Let $X$ be the curve $xy-z^2 \subset \mathbb{P}^2$, and let $f$ be the rational function $x/y$ (Edit: I'm trying to simplify this as much as possible, but of course $x$ itself isn't a rational function; my question is only about the divisor of zeros, but the same answer will tell me how to get the divisor of poles).
I am fine with the intuitive (and hand-wavy) method of computing the divisor of zeros (of $x$) by saying something like, "the line $x=0$ intersects $X$ at a single point with multiplicity 2, and so the coefficient of the point defined by their intersection (an irreducible codimension 1 subvariety) is 2."

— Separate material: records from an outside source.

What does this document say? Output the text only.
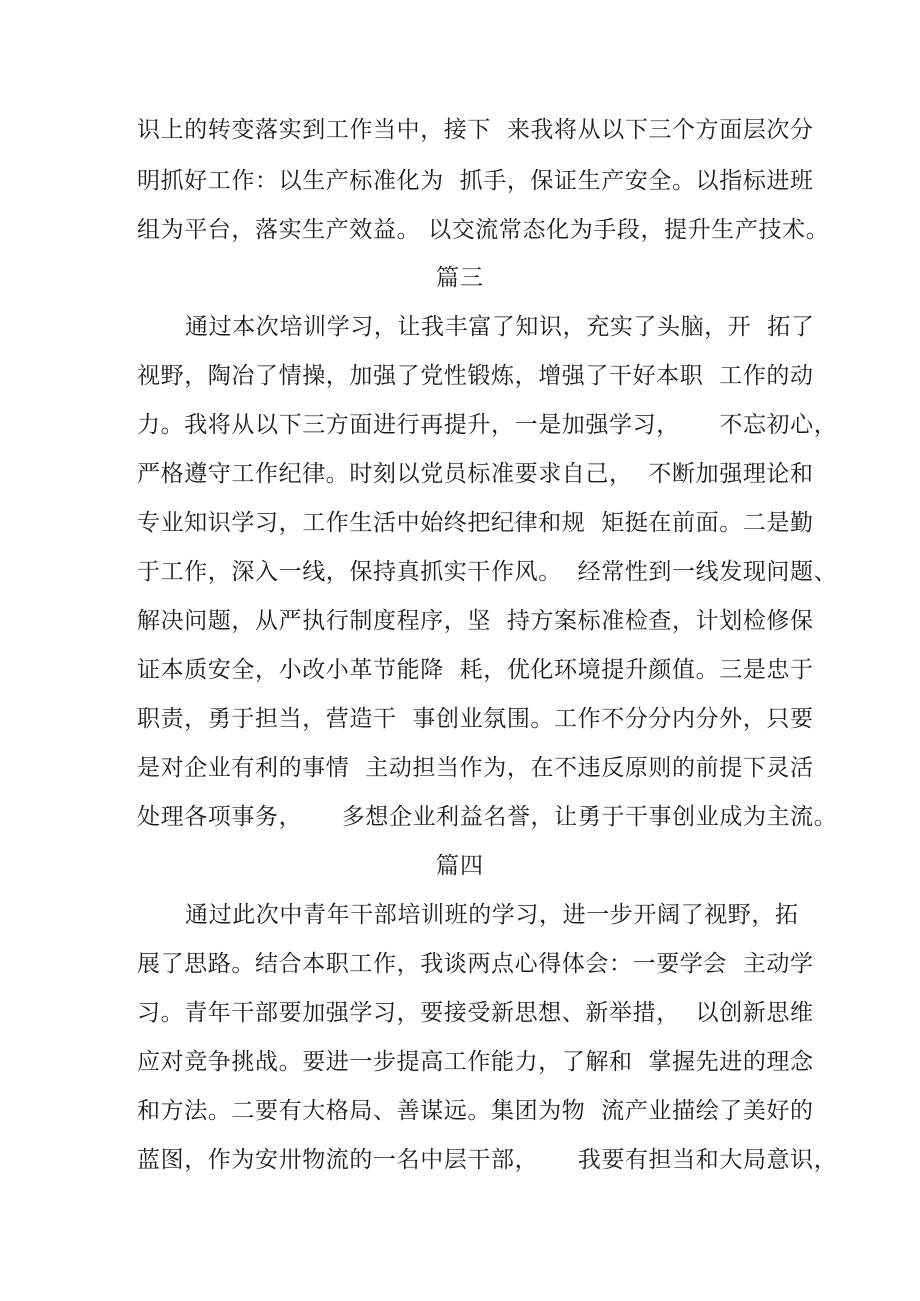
识上的转变落实到工作当中，接下  来我将从以下三个方面层次分
明抓好工作：以生产标准化为  抓手，保证生产安全。以指标进班
组为平台，落实生产效益。 以交流常态化为手段，提升生产技术。
篇三
通过本次培训学习，让我丰富了知识，充实了头脑，开  拓了
视野，陶冶了情操，加强了党性锻炼，增强了干好本职  工作的动
力。我将从以下三方面进行再提升，一是加强学习，     不忘初心，
严格遵守工作纪律。时刻以党员标准要求自己，  不断加强理论和
专业知识学习，工作生活中始终把纪律和规  矩挺在前面。二是勤
于工作，深入一线，保持真抓实干作风。  经常性到一线发现问题、
解决问题，从严执行制度程序，坚  持方案标准检查，计划检修保
证本质安全，小改小革节能降  耗，优化环境提升颜值。三是忠于
职责，勇于担当，营造干  事创业氛围。工作不分分内分外，只要
是对企业有利的事情  主动担当作为，在不违反原则的前提下灵活
处理各项事务，     多想企业利益名誉，让勇于干事创业成为主流。
篇四
通过此次中青年干部培训班的学习，进一步开阔了视野，拓
展了思路。结合本职工作，我谈两点心得体会：一要学会  主动学
习。青年干部要加强学习，要接受新思想、新举措，  以创新思维
应对竞争挑战。要进一步提高工作能力，了解和  掌握先进的理念
和方法。二要有大格局、善谋远。集团为物  流产业描绘了美好的
蓝图，作为安卅物流的一名中层干部，     我要有担当和大局意识，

I'm having trouble proving this in complete rigor using the definitions provided. In particular, if I have an irreducible codimension 1 subvariety $C$ in mind, I want to choose an affine open set $U \subset X$ intersecting $C$ and look at the local equation $\pi$ of $C$ in $U$. Here the ideal of $C$ in $U$ would hence be $(\pi)$, and necessarily for any $f \in k[U]$ there would be a maximal $m$ for which $f \in (\pi^m)$. The valuation of $f$ (and the coefficient of $C$ in the divisor) is defined to be $m$.

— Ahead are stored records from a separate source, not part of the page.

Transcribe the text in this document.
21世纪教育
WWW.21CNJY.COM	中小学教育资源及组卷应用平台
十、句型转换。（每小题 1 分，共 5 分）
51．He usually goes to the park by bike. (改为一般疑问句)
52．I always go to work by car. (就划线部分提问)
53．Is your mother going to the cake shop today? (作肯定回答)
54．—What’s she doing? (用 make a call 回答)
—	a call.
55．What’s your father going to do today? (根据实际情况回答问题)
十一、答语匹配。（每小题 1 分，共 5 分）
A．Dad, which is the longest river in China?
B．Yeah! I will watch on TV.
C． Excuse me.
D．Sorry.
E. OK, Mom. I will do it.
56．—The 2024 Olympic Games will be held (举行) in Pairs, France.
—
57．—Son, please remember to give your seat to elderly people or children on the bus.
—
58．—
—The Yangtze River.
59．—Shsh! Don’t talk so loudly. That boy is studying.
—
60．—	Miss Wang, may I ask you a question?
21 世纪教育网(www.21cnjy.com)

So I'm trying this with $C$ simply defined by $x=0$ (as a subvariety/point of $X$). The obvious affine chart is $y=1$, and then $k[U] = k[x,z]/(x-z^2)$. So now $x \in k[U]$, and it is its own local equation. However, it appears that $x \in (x)$, but $x \not \in (x^2) = (z^4)$, so the coefficient of $C$ would be 1.
This obviously doesn't fit with my intuitive understanding of how to compute the divisor of a rational function. I think the problem may be my misunderstanding of local equations, but I haven't yet been able to pinpoint the problem. What am I doing wrong?